View jdh122's profile


995 posts in 2780 days

#5 posted 04-07-2014 08:42 PM

I’m sure that the Dia Sharp stones are good. You can get a 1000/4000 combo stone from Lee Valley for less than $40. They’re the King stones, so not as fast as some, but will still put a sharp edge no problem. That, plus a strop (piece of MDF or maple) and you can be sharpening for about $50. (If you’re already doing an order to Lee Valley, throw in their green honing compound, otherwise buy something where you get your stones). For me, the lower grits (250, 600) are really only needed if you need to re-shape an edge, and since it’s not frequent you can use sandpaper. If you want to use Paul Sellers freehand method you’re pretty much set with that, although you can also throw in a cheap honing guide for $10 ( and still be well under your $100 for the whole set.

-- Jeremy, in the Acadian forests

View Bigtones's profile


19 posts in 1565 days

#6 posted 04-07-2014 09:30 PM

Thank you so much for the advise.

-- Boilermaker By Trade, Woodworker By Love.

View Purrmaster's profile


915 posts in 2056 days

#7 posted 04-08-2014 05:16 AM

If you’re looking for a sharpening machine the ones I know of are the Work Sharp, the Tormek, and the Robert Sorby machines (there are probably others). I have the Work Sharp and like it but wide plane wides won’t fit into the sharpening guide. Works great for mortise chisels.

View 7Footer's profile


2569 posts in 1911 days

#8 posted 04-08-2014 06:09 AM

Bigtones check out this website as well if you haven’t seen it yet, good prices and a lot of resources on there. I have a set of DMT stones and I am still a newb to sharpening, but the one piece of advice that i have is to buy a stone that is wide enough for all your blades, I really struggled getting the hang of sharpening my plane blades because I had to hold the blade at an angle to fit the whole thing on the stone so the honing guide wasn’t working, but i made another jig for it and eventually figured it out, Idk maybe it isn’t a big deal for some but it took me quite a while.

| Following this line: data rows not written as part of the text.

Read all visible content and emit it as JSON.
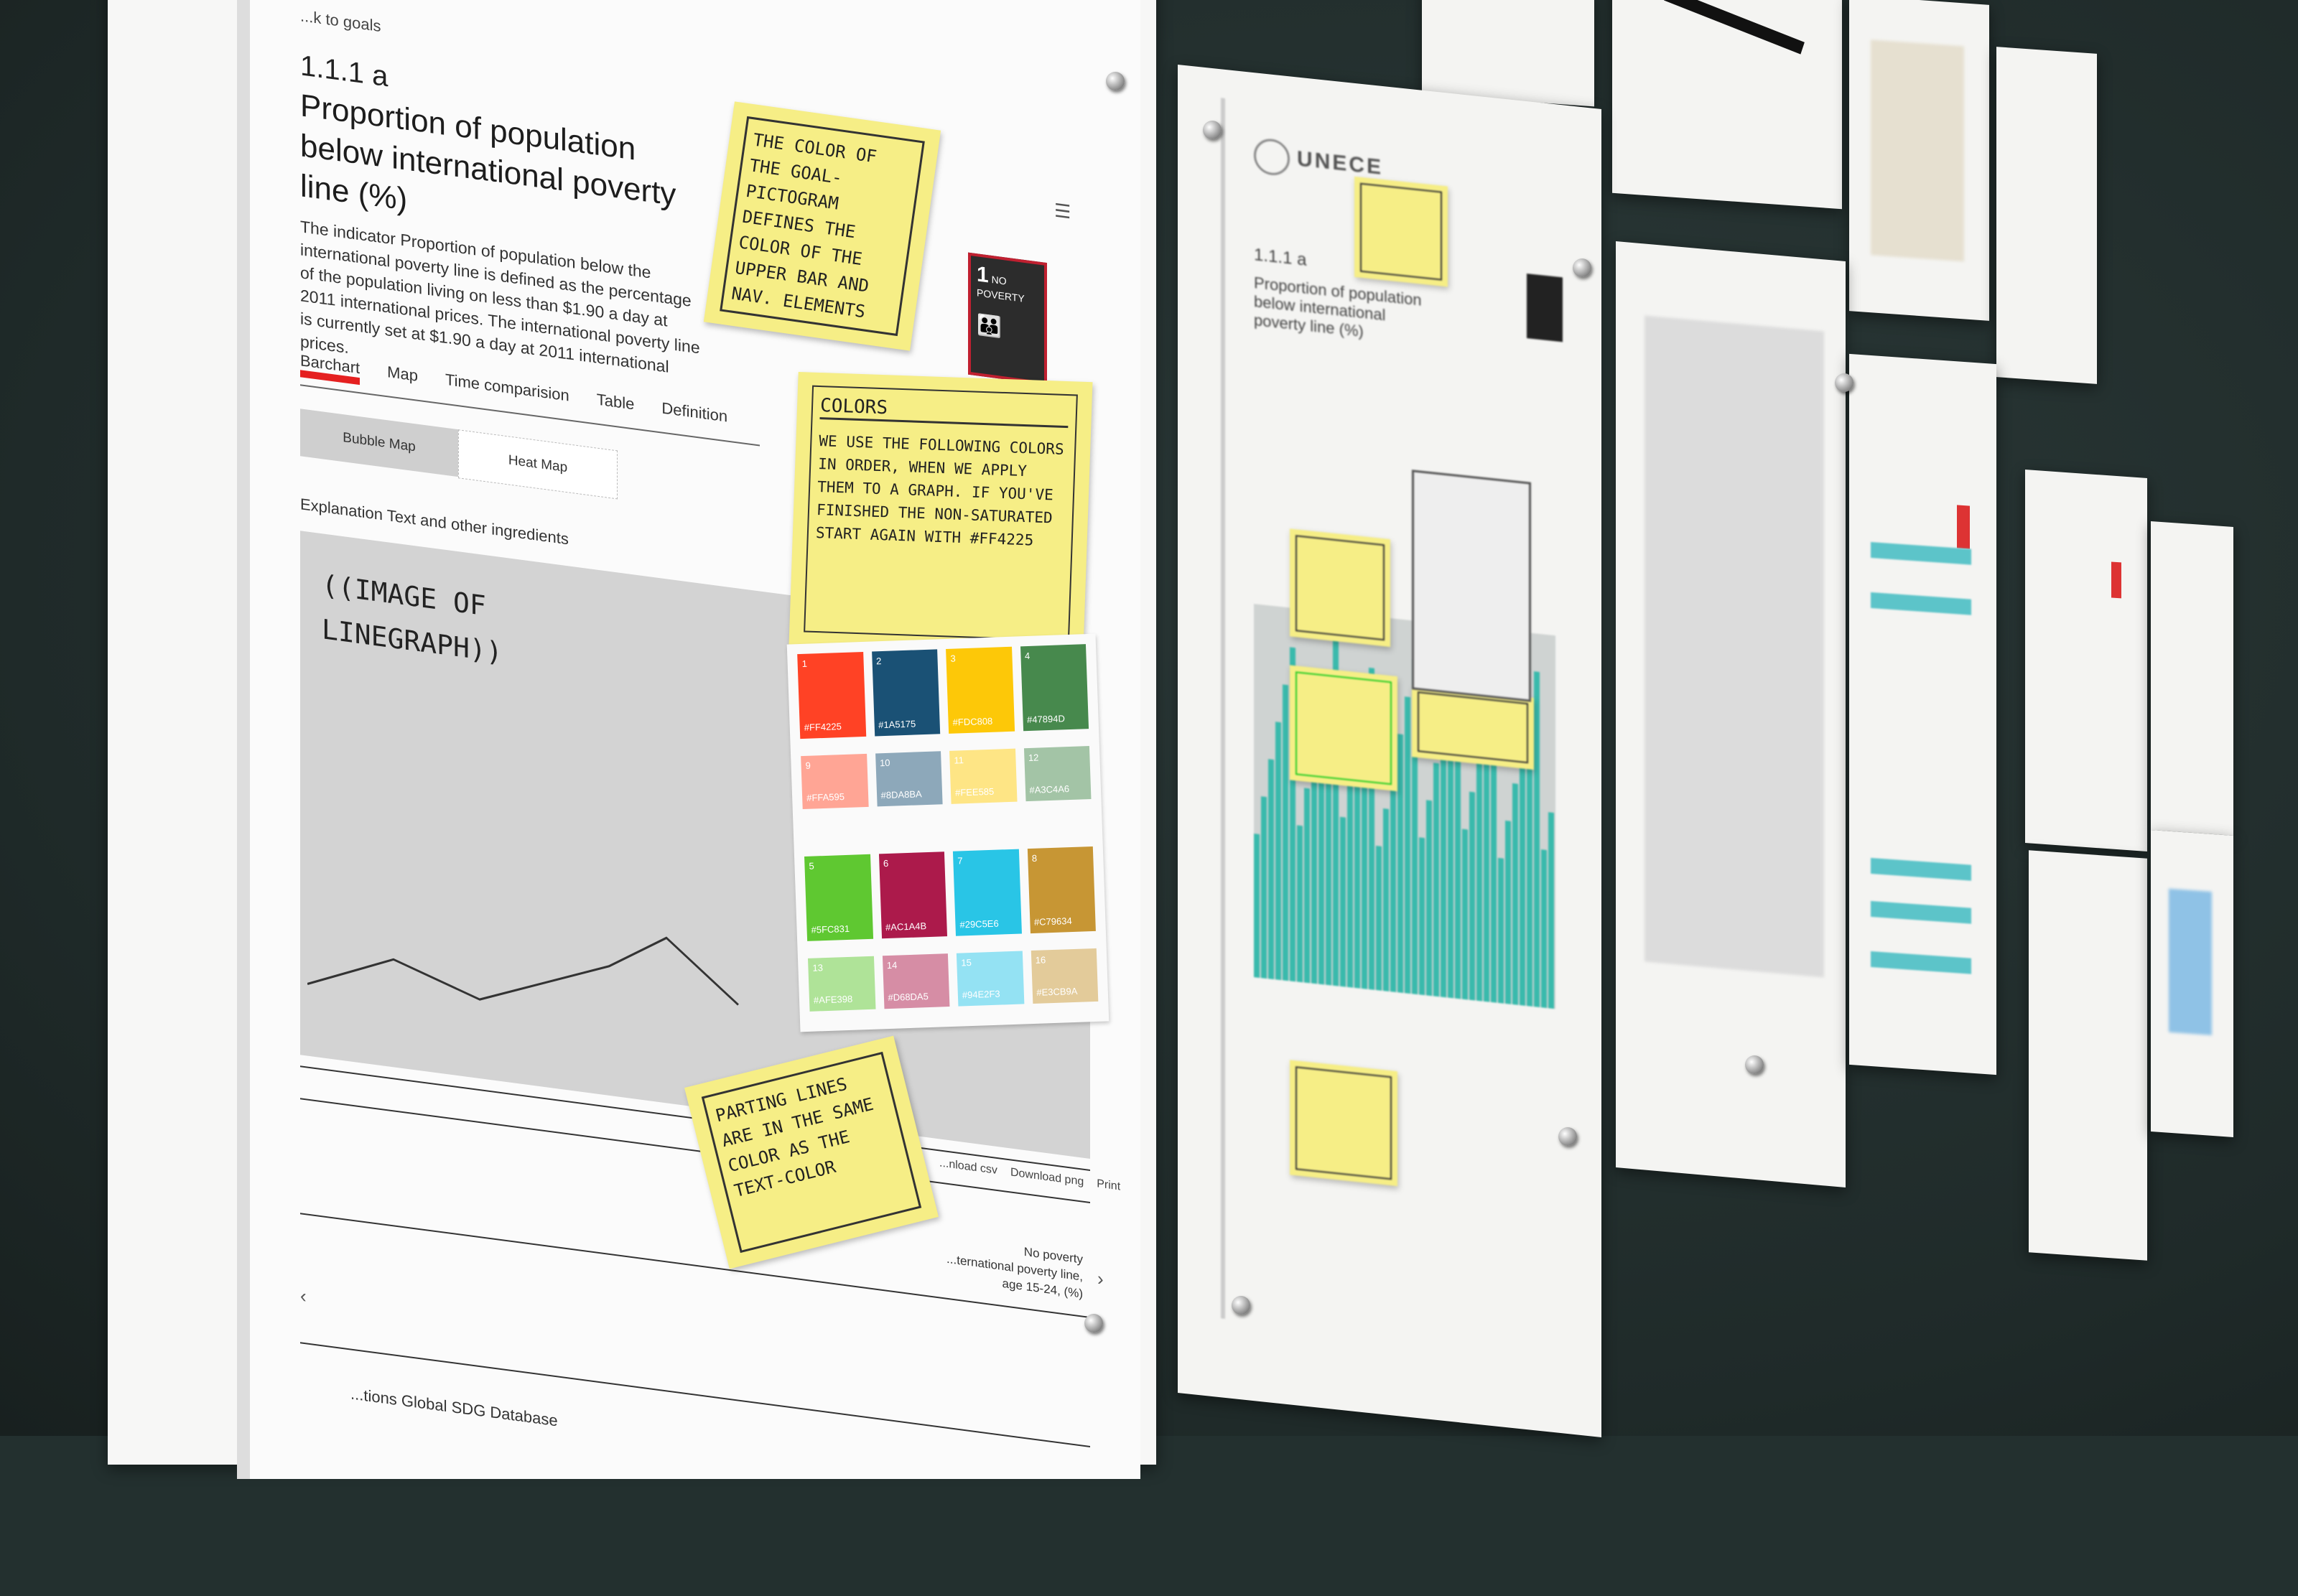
{
  "main_sheet": {
    "back_link": "...k to goals",
    "indicator_code": "1.1.1 a",
    "title": "Proportion of population below international poverty line (%)",
    "description": "The indicator Proportion of population below the international poverty line is defined as the percentage of the population living on less than $1.90 a day at 2011 international prices. The international poverty line is currently set at $1.90 a day at 2011 international prices.",
    "menu_icon": "hamburger-icon",
    "pictogram": {
      "number": "1",
      "label": "NO POVERTY",
      "color": "#2c2c2c"
    },
    "tabs": [
      {
        "label": "Barchart",
        "active": true
      },
      {
        "label": "Map",
        "active": false
      },
      {
        "label": "Time comparision",
        "active": false
      },
      {
        "label": "Table",
        "active": false
      },
      {
        "label": "Definition",
        "active": false
      }
    ],
    "map_toggle": [
      {
        "label": "Bubble Map",
        "active": true
      },
      {
        "label": "Heat Map",
        "active": false
      }
    ],
    "explanation_label": "Explanation Text and other ingredients",
    "image_placeholder": "((Image of Linegraph))",
    "downloads": [
      "...nload csv",
      "Download png",
      "Print"
    ],
    "series_label": {
      "line1": "No poverty",
      "line2": "...ternational poverty line,",
      "line3": "age 15-24, (%)"
    },
    "footer": "...tions Global SDG Database",
    "prev_icon": "chevron-left-icon",
    "next_icon": "chevron-right-icon",
    "active_tab_color": "#e52020"
  },
  "sticky_notes": {
    "pictogram_note": "The color of the goal-pictogram defines the color of the upper bar and nav. elements",
    "colors_title": "Colors",
    "colors_note": "We use the following colors in order, when we apply them to a graph. If you've finished the non-saturated start again with #FF4225",
    "parting_lines_note": "Parting lines are in the same color as the text-color"
  },
  "swatches": [
    {
      "n": "1",
      "hex": "#FF4225"
    },
    {
      "n": "2",
      "hex": "#1A5175"
    },
    {
      "n": "3",
      "hex": "#FDC808"
    },
    {
      "n": "4",
      "hex": "#47894D"
    },
    {
      "n": "9",
      "hex": "#FFA595"
    },
    {
      "n": "10",
      "hex": "#8DA8BA"
    },
    {
      "n": "11",
      "hex": "#FEE585"
    },
    {
      "n": "12",
      "hex": "#A3C4A6"
    },
    {
      "n": "5",
      "hex": "#5FC831"
    },
    {
      "n": "6",
      "hex": "#AC1A4B"
    },
    {
      "n": "7",
      "hex": "#29C5E6"
    },
    {
      "n": "8",
      "hex": "#C79634"
    },
    {
      "n": "13",
      "hex": "#AFE398"
    },
    {
      "n": "14",
      "hex": "#D68DA5"
    },
    {
      "n": "15",
      "hex": "#94E2F3"
    },
    {
      "n": "16",
      "hex": "#E3CB9A"
    }
  ],
  "second_sheet": {
    "logo_text": "UNECE",
    "indicator_code": "1.1.1 a",
    "title": "Proportion of population below international poverty line (%)",
    "spacing_marks": [
      "60",
      "60",
      "60"
    ]
  }
}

I don’t really think you can go wrong with whatever setup you choose, you’ll just learn what you like and don’t like after a while. I’ve got a 6000 hard arkansas and a homemade strop that I use after the DMT’s and that puts a nice final edge on my tools.

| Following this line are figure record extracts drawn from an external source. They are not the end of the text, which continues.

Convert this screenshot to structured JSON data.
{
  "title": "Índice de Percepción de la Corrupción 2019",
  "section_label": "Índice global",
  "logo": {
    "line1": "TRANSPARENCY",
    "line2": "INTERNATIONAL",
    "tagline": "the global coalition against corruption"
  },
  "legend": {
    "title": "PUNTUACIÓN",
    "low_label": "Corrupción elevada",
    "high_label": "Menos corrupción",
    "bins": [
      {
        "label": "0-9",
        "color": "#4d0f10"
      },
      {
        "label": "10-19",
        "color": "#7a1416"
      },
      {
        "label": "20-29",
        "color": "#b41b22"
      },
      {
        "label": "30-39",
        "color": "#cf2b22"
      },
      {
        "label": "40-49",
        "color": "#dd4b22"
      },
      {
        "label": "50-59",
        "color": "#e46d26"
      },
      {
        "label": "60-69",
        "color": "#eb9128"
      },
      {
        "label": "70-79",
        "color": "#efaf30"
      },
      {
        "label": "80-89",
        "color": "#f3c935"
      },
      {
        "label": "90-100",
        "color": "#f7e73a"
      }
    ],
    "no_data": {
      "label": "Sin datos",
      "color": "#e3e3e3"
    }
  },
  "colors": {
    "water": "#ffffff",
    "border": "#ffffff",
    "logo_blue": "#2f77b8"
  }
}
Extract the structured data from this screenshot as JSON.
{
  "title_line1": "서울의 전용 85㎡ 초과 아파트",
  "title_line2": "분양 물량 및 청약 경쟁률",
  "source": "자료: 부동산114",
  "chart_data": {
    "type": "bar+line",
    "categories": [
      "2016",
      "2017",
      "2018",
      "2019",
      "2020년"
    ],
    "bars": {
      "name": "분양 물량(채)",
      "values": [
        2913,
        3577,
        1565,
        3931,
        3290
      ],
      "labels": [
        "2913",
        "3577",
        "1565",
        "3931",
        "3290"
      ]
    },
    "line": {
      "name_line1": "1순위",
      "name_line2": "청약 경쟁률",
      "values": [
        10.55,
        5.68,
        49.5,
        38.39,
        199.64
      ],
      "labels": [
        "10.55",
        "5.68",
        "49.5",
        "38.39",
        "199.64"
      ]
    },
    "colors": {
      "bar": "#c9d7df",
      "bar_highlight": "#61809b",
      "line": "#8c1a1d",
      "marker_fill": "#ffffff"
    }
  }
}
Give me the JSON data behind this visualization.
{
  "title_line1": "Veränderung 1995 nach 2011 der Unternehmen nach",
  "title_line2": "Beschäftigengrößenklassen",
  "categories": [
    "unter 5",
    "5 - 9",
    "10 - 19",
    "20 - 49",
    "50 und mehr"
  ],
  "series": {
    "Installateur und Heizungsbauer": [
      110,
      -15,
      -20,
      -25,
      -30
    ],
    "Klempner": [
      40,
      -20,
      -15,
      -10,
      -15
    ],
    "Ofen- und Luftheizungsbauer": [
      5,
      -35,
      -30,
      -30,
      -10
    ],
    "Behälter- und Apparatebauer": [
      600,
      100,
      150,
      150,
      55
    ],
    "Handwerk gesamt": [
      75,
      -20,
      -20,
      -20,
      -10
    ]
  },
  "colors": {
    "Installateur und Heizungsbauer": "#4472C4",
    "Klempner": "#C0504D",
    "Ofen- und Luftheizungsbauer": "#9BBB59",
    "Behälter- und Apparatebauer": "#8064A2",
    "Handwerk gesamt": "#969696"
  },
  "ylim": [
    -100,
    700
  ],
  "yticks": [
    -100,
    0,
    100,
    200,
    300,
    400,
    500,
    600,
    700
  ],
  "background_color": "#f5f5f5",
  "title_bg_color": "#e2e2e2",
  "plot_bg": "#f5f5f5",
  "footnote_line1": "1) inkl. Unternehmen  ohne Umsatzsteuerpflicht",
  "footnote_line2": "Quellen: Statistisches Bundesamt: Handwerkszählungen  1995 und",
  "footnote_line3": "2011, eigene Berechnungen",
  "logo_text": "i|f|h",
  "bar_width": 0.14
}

Re the strop, if you can find any tack shops around you just call and see if they have any leather scraps, a lady here gave me a whole grocery bag full and I just used spray adhesive to glue it to a piece of granite I had lying around, only cost me $6 for the chromium oxide. Here is the strop I made, and a mini behind it:

Good luck!


View Bigtones's profile


19 posts in 1565 days

#9 posted 04-09-2014 05:07 AM

So I’ve decided on the King Stones to start my journey. I just placed an order for the 1000/4000 combo from Lee Valley with the Honing Guide and the Green Veritas Compound so thank you JDH for showing me that. Friends of the family own a granite company and he just dropped off a 1’ x 1’ stone for me. Went to a belt maker down the road and he gave me three completed strops for free so that was amazing.

I want to thank everyone for taking the time to help a noob like me get going. It has been very much appreciated.

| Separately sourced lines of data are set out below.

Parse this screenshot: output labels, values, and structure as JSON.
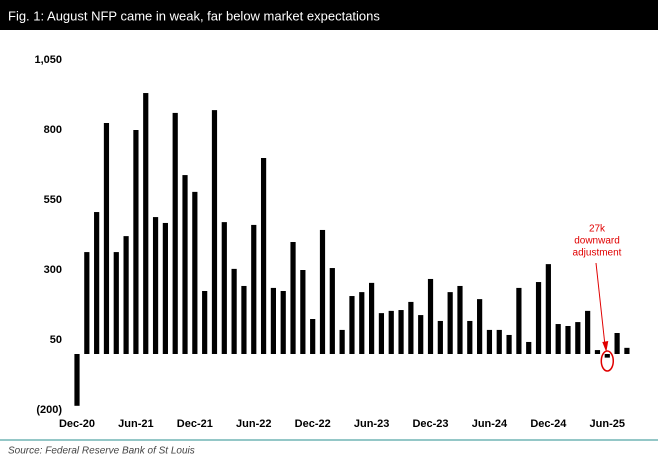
{
  "chart_data": {
    "type": "bar",
    "title": "Fig. 1: August NFP came in weak, far below market expectations",
    "source": "Source: Federal Reserve Bank of St Louis",
    "annotation": [
      "27k",
      "downward",
      "adjustment"
    ],
    "categories": [
      "Dec-20",
      null,
      null,
      null,
      null,
      null,
      "Jun-21",
      null,
      null,
      null,
      null,
      null,
      "Dec-21",
      null,
      null,
      null,
      null,
      null,
      "Jun-22",
      null,
      null,
      null,
      null,
      null,
      "Dec-22",
      null,
      null,
      null,
      null,
      null,
      "Jun-23",
      null,
      null,
      null,
      null,
      null,
      "Dec-23",
      null,
      null,
      null,
      null,
      null,
      "Jun-24",
      null,
      null,
      null,
      null,
      null,
      "Dec-24",
      null,
      null,
      null,
      null,
      null,
      "Jun-25",
      null,
      null
    ],
    "values": [
      -185,
      364,
      507,
      825,
      364,
      421,
      800,
      932,
      489,
      468,
      861,
      639,
      579,
      225,
      871,
      471,
      304,
      243,
      461,
      700,
      236,
      225,
      400,
      300,
      125,
      443,
      307,
      86,
      207,
      221,
      254,
      146,
      154,
      157,
      186,
      139,
      268,
      118,
      221,
      243,
      118,
      196,
      86,
      86,
      68,
      236,
      43,
      257,
      321,
      107,
      100,
      114,
      154,
      14,
      -13,
      75,
      22
    ],
    "color": "#000000",
    "annotation_color": "#e00000",
    "ylim": [
      -200,
      1050
    ],
    "yticks": [
      {
        "value": -200,
        "label": "(200)"
      },
      50,
      300,
      550,
      800,
      {
        "value": 1050,
        "label": "1,050"
      }
    ],
    "grid": false
  }
}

One more question if you guys don’t mind. If I’m trying to find out if the backs of my chisels are flat would you just go with some wet sand paper to do that or would you use the 1000/4000 combo for that?

Thanks again.

-- Boilermaker By Trade, Woodworker By Love.

View Purrmaster's profile


915 posts in 2056 days

#10 posted 04-10-2014 03:03 PM

If the stone you’re flattening the backs on is flat the chisel backs will be flat too. Wet sandpaper works too. Flattening chisel backs is tedious but you only have to do it once.

Also, you don’t have to flatten the entire back. Just the first inch or so near the tip will do. The exception might be mortise chisels where you pound the things in pretty deep.

I do my sharpening with a glass plate, not granite. My understanding is that granite is superior to glass for sharpening. When I need to stick sandpaper on the glass I try to get it to stick with just water. If I can’t I use 3M’s Super 77 spray glue. BUT I don’t know if that’s a good idea on granite. Glass is pretty non-porous and you can get the Super 77 off with turpentine. Hopefully others will chime in about whether it’s safe to use spray adhesive on granite.